Talk about getting stiffed in a will......
Melvin Simon, a shopping mall developer and one of the richest men in the United States, changed his $1 billion will just 7 months prior to his death in 2009, effectively excluding his children by his first wife from his will, while increasing substantially the share to his second wife, Bren Simon, as well as the share going to charity. His health was so bad at the time the will was changed that his hand had to be guided on the paper as he affixed his signature to the will.
The original will, in place for 10 years prior to the new will, left his second wife Bren 1/3 of the estate, a second third was to be distributed to his grown children after Bren SImon's death, but with the income from that third going to Bren until her death, and the final third was to go to charity.
The new will, set up in early 2009, now leaves half the estate to Bren Simon, while the other half goes to charity, but only after Bren's death. In the meantime all income from that half also goes to Bren Simon. In 10-15 years after Bren's death, if there is any money left in the 1/2 devoted to charity, the grown children would then receive a distribution.
Since there are four grown children, three from Melvin Simon's first marriage and Bren's daughter that he later adopted, this change in the will, if it withstands a court challenge, means that the three children from Melvin's first marriage, who would have gotten substantially more than $100,000,000 upon Bren's death, now will get $0, and even after the 10-15 years, when the charitable trust expires, they will probably get the same amount, $0, if they are even still alive by then.

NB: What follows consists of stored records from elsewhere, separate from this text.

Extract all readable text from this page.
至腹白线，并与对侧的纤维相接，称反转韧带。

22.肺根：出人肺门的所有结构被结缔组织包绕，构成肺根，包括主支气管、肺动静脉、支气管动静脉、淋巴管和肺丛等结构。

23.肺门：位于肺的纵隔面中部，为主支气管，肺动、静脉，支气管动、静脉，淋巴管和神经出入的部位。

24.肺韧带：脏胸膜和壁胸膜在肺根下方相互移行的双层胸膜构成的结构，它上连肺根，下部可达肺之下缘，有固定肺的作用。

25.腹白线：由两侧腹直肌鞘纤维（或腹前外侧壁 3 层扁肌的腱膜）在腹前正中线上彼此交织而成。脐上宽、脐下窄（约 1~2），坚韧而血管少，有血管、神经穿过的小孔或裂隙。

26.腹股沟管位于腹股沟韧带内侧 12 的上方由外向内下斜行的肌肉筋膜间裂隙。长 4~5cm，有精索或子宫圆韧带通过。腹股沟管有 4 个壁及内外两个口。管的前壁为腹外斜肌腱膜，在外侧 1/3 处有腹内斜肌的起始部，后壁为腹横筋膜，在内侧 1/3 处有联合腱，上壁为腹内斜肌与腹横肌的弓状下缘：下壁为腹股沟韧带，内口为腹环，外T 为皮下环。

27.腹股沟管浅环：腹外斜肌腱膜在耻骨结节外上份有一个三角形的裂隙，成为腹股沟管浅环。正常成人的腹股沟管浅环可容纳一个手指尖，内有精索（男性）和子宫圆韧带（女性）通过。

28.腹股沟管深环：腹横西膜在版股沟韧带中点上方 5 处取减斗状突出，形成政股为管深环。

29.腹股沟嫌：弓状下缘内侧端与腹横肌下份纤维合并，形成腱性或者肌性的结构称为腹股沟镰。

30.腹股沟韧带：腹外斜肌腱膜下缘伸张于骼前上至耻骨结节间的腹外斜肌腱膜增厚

A court challenge is in process, brought by the oldest daughter from Melvin's first marriage. The case will focus on whether Melvin was mentally capable to change his will in 2009. In should be noted that Melvin and Bren were married for nearly 40 years, since 1972, and who knows what all has gone on between the factions in the family.
While on the subject of wills, not everyone realizes that in Massachusetts there is a 'chivalry' law in place if both parents are killed at approximately the same time, say in a car crash. In such a situation the man is presumed to have died first. That actually could have unintended repercussions for inheritances in a blended family without proper wills drawn up. The estate would immediately pass to the wife, and then immediately pass to her heirs, bypassing any children on the male side of the family.
The Super Bowl sets a record for the largest audience in TV history.

This year's Super Bowl game between the Saints and the Colts was a great game, close until the end and finally won by the underdog Saints (formerly known as the "ain'ts"). But it also was historic. The record 106.5 million viewers who tuned in to watch the game finally beat the record set in in 1983, when the final version of M*A*S*H drew 106 million viewers. This is in line with a recent trend. Sports events and specials like the Grammy and Golden Globe Award shows are doing well, while regular network programming viewership continues to decline. To keep it in perspective, there are 38% more households with TVs today than in 1983, when the final version of M*A*S*H aired. Finally, New Orleans may have put Katrina behind it.